Face à une régression notable de l'activité au sein de l'artisanat du Bâtiment et des Travaux Publics (BTP) au premier trimestre 2026, situation aggravée par les tensions géopolitiques au Moyen-Orient, la Confédération de l'Artisanat et des Petites Entreprises du Bâtiment (CAPEB) a dévoilé une série de propositions. Ces quinze mesures, adressées aux ministres concernés, visent à redynamiser le secteur. Réélu à la tête de l'organisation pour trois ans, Jean-Christophe Repon met particulièrement en avant l'instauration d'un taux de TVA réduit pour l'ensemble des projets de rénovation, arguant de son potentiel à relancer efficacement l'économie du bâtiment et à protéger les entreprises artisanales.
Lors de sa réélection, le président de la CAPEB, Jean-Christophe Repon, a exprimé une certaine frustration face à la communication gouvernementale, notamment concernant les ajustements de « MaPrimeRénov' ». Il a ironisé sur le fait d'avoir appris ces évolutions par voie de presse, soulignant que de telles décisions prises de manière abrupte sapent la confiance nécessaire au développement des projets de rénovation. Cette déclaration est intervenue alors que les premières conséquences du conflit au Moyen-Orient sur le secteur de l'artisanat du bâtiment étaient révélées.
Le premier trimestre 2026 a été marqué par une baisse d'activité de 1,5 %, un chiffre qui contraint la CAPEB à revoir ses prévisions initiales de stagnation. Cette régression s'inscrit dans un contexte difficile, après des reculs de 3,8 % en 2025 et 4 % en 2024. De plus, une diminution de 2,2 % de l'emploi est également constatée. Si les aides gouvernementales pour le GNR ont été bien accueillies, la CAPEB préconise une quinzaine de mesures supplémentaires, parmi lesquelles la création d'un observatoire des prix des matériaux est cruciale. L'objectif n'est pas de contrôler les prix, mais d'assurer une transparence, évitant ainsi des hausses déconnectées de la réalité des coûts, comme cela a été le cas après la guerre en Ukraine.
La proposition phare de la CAPEB est la réduction du taux de TVA de 10 % à 5,5 % pour tous les travaux de rénovation. Cette mesure vise à rendre les projets plus abordables pour les ménages et à soutenir les entreprises artisanales, qui frôlent le « burn-out » selon Jean-Christophe Repon. Le syndicat estime qu'une telle décision pourrait générer 2,4 milliards d'euros d'activité supplémentaire et créer entre 10 000 et 11 000 emplois. L'appel est clair : la CAPEB ne recherche pas l'aide pour l'aide, mais l'activité. Elle réclame la même attention pour la rénovation que celle accordée à la promotion immobilière et à la construction neuve.

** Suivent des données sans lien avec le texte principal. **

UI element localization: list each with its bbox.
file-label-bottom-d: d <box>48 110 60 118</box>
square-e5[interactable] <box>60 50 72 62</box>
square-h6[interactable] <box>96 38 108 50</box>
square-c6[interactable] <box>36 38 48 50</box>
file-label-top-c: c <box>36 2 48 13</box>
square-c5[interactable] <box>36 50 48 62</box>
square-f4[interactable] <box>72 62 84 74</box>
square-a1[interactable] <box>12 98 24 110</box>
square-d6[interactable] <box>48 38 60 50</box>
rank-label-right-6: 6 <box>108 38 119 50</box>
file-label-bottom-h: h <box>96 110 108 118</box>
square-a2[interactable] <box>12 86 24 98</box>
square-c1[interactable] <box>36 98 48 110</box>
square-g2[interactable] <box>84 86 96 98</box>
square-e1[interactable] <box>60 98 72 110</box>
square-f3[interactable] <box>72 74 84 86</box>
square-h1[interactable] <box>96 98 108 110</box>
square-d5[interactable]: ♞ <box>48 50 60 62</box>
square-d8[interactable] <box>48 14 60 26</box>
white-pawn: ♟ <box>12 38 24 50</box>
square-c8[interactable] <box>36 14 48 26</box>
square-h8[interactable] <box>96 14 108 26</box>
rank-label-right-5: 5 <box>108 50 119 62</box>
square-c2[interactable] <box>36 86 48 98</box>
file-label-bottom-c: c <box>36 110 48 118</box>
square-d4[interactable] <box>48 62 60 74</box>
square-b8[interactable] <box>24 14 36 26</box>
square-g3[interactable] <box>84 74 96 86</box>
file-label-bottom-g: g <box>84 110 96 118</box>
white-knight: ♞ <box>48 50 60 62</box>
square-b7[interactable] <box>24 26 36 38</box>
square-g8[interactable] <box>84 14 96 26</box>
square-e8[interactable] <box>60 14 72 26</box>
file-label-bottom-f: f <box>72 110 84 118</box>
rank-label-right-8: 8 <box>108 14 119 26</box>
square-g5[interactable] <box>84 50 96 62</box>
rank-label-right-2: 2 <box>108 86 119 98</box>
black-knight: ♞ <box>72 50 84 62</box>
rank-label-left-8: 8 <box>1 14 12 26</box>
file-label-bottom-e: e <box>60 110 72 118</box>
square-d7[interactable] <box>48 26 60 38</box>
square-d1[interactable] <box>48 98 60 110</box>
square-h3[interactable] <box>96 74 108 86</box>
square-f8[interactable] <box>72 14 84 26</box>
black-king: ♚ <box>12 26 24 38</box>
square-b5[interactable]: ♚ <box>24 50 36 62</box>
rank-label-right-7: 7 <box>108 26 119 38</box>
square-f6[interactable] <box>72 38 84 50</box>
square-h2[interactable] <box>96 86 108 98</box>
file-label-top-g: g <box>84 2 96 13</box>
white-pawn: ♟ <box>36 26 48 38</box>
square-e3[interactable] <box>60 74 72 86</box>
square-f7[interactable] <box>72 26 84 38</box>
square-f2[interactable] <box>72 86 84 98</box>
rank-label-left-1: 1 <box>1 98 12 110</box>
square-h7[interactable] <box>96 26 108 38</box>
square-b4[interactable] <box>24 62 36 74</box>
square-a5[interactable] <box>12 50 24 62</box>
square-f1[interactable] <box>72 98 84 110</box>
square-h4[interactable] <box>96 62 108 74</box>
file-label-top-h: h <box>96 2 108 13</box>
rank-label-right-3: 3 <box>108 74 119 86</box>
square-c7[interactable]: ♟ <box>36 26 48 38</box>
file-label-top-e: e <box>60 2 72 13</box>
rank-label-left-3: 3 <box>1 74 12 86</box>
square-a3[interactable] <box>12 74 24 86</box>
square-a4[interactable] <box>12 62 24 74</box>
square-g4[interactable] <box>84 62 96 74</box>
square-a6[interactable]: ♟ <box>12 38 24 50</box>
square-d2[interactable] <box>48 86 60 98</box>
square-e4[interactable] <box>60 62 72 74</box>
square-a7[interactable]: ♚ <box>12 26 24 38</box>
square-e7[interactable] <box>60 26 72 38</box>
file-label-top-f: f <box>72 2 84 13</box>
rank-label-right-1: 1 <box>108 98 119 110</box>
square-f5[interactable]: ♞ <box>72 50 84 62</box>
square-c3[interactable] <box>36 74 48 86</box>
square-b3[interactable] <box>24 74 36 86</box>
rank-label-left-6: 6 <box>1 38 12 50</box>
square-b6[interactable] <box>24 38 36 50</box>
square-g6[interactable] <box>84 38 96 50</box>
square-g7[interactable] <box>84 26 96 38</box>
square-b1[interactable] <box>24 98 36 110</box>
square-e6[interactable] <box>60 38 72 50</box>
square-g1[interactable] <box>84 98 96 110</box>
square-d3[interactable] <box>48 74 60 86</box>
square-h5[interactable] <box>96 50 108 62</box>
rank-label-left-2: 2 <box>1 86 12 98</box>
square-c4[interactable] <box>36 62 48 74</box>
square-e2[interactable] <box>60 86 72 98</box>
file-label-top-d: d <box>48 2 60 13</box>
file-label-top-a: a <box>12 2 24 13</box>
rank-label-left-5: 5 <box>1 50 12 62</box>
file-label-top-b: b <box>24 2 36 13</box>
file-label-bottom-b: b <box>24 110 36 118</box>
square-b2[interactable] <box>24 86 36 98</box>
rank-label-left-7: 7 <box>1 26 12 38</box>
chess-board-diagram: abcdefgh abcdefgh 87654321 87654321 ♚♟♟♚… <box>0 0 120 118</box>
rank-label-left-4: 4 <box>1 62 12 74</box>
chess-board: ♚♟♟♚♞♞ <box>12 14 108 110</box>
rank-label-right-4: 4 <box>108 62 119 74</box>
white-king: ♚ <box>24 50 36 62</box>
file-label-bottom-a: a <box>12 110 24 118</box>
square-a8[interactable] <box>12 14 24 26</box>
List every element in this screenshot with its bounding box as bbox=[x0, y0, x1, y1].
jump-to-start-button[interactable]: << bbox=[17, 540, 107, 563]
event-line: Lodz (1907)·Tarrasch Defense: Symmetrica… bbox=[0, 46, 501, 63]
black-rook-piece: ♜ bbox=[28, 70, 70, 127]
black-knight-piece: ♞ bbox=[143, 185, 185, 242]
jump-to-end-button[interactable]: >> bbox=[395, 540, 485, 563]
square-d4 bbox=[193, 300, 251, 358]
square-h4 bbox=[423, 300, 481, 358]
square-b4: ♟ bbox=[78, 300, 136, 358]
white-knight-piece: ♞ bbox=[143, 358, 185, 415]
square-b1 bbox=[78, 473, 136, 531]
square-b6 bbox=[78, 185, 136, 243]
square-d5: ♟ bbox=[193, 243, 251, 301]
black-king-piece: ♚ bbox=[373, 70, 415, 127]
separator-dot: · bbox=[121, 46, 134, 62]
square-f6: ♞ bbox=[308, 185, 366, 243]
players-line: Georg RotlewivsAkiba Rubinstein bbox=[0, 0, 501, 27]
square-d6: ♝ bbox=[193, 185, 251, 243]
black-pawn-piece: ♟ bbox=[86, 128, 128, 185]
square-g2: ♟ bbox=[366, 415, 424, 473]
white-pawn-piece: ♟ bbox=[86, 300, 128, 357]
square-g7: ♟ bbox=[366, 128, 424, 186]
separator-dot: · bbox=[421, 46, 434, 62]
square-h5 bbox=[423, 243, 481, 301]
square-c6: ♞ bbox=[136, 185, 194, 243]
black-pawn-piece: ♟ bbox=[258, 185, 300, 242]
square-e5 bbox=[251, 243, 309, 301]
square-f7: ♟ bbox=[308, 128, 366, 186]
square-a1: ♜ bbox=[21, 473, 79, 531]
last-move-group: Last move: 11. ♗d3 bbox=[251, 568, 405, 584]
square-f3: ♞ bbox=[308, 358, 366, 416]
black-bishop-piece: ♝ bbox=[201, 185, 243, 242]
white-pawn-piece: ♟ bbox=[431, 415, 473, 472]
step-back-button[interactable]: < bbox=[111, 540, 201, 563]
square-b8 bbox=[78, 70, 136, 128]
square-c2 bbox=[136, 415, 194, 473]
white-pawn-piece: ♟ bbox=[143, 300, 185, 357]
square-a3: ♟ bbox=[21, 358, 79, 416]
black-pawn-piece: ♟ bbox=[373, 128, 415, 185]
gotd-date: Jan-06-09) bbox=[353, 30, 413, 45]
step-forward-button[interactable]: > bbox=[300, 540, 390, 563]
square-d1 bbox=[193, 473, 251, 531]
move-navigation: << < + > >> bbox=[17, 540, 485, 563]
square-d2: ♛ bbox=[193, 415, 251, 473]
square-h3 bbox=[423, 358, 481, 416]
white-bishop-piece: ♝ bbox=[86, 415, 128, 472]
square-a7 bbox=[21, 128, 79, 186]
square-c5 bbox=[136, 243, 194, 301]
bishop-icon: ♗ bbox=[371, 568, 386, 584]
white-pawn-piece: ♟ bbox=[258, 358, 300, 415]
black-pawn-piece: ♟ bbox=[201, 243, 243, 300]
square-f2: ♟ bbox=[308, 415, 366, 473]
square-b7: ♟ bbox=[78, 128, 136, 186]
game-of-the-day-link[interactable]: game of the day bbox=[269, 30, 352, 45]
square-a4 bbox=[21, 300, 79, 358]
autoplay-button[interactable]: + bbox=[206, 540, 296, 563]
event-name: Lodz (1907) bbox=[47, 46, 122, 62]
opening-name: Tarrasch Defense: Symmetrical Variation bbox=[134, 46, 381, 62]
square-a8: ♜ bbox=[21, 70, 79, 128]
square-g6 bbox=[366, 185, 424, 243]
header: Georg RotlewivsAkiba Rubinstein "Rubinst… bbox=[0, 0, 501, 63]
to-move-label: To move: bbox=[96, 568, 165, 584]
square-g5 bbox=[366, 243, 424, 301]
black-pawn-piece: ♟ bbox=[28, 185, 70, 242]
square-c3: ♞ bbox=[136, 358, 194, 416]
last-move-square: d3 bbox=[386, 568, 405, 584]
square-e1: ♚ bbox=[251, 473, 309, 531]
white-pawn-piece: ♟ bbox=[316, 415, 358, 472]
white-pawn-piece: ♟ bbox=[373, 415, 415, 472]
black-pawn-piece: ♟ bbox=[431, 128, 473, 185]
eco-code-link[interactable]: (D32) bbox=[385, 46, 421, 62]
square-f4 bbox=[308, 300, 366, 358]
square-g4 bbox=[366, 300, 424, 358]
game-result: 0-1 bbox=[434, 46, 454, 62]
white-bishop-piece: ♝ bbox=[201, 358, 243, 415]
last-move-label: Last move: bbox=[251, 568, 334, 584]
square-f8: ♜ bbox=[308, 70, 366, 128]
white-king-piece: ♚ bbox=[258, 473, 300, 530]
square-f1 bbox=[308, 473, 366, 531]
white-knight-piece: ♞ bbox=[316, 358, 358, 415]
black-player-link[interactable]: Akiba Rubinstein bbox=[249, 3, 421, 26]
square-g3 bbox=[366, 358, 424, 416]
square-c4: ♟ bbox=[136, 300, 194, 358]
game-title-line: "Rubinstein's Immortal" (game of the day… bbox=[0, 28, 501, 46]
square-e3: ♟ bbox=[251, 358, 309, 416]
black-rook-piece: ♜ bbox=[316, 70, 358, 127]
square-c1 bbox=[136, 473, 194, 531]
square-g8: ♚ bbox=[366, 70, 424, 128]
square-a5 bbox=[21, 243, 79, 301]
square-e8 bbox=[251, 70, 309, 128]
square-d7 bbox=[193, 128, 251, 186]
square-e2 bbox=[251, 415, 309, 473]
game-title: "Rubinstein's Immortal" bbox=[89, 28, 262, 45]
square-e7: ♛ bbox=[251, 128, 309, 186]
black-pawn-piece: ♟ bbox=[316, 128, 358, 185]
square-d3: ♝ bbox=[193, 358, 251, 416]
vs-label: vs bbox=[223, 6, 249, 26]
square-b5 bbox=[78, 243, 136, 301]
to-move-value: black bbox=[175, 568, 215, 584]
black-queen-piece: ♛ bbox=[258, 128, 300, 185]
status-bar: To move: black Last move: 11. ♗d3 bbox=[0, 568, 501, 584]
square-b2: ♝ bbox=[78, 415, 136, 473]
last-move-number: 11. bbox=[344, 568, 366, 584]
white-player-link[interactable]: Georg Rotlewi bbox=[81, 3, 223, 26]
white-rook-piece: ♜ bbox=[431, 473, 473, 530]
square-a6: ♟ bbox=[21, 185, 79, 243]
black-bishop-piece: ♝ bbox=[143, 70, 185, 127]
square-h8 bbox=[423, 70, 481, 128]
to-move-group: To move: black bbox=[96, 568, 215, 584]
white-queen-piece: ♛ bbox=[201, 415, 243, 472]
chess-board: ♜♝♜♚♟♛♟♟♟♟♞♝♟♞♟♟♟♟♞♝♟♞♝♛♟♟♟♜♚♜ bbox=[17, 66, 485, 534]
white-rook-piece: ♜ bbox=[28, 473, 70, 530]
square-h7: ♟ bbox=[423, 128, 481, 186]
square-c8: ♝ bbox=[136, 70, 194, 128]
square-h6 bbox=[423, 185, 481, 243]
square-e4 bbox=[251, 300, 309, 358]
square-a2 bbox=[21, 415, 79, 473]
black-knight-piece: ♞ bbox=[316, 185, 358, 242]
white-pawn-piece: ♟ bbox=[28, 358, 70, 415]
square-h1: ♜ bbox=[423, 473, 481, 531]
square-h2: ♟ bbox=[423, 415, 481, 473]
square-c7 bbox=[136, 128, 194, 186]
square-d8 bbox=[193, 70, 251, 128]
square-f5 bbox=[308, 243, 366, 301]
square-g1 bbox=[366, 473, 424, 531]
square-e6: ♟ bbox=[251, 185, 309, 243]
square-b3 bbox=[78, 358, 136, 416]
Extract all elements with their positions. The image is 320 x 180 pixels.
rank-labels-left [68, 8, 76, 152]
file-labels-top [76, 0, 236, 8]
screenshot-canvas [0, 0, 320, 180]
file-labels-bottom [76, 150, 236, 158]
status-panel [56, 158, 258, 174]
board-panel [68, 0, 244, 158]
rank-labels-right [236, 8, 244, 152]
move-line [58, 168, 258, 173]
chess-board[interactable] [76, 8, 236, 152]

Pour ce nouveau mandat de trois ans, Jean-Christophe Repon ambitionne de prémunir le secteur du bâtiment contre les turbulences subies entre 2020 et 2026. Parallèlement à sa réélection, la CAPEB a procédé à un renouvellement des deux tiers de son bureau, illustrant une volonté de dynamisme et de renouveau. En outre, l'organisation s'engage à renforcer la prévention, notamment en limitant la sous-traitance à deux rangs. Cette initiative vise à combattre efficacement le travail dissimulé, une problématique dont les tribunaux franciliens traitent actuellement des cas significatifs, marquant une démarche volontariste de la CAPEB pour un secteur plus éthique et réglementé.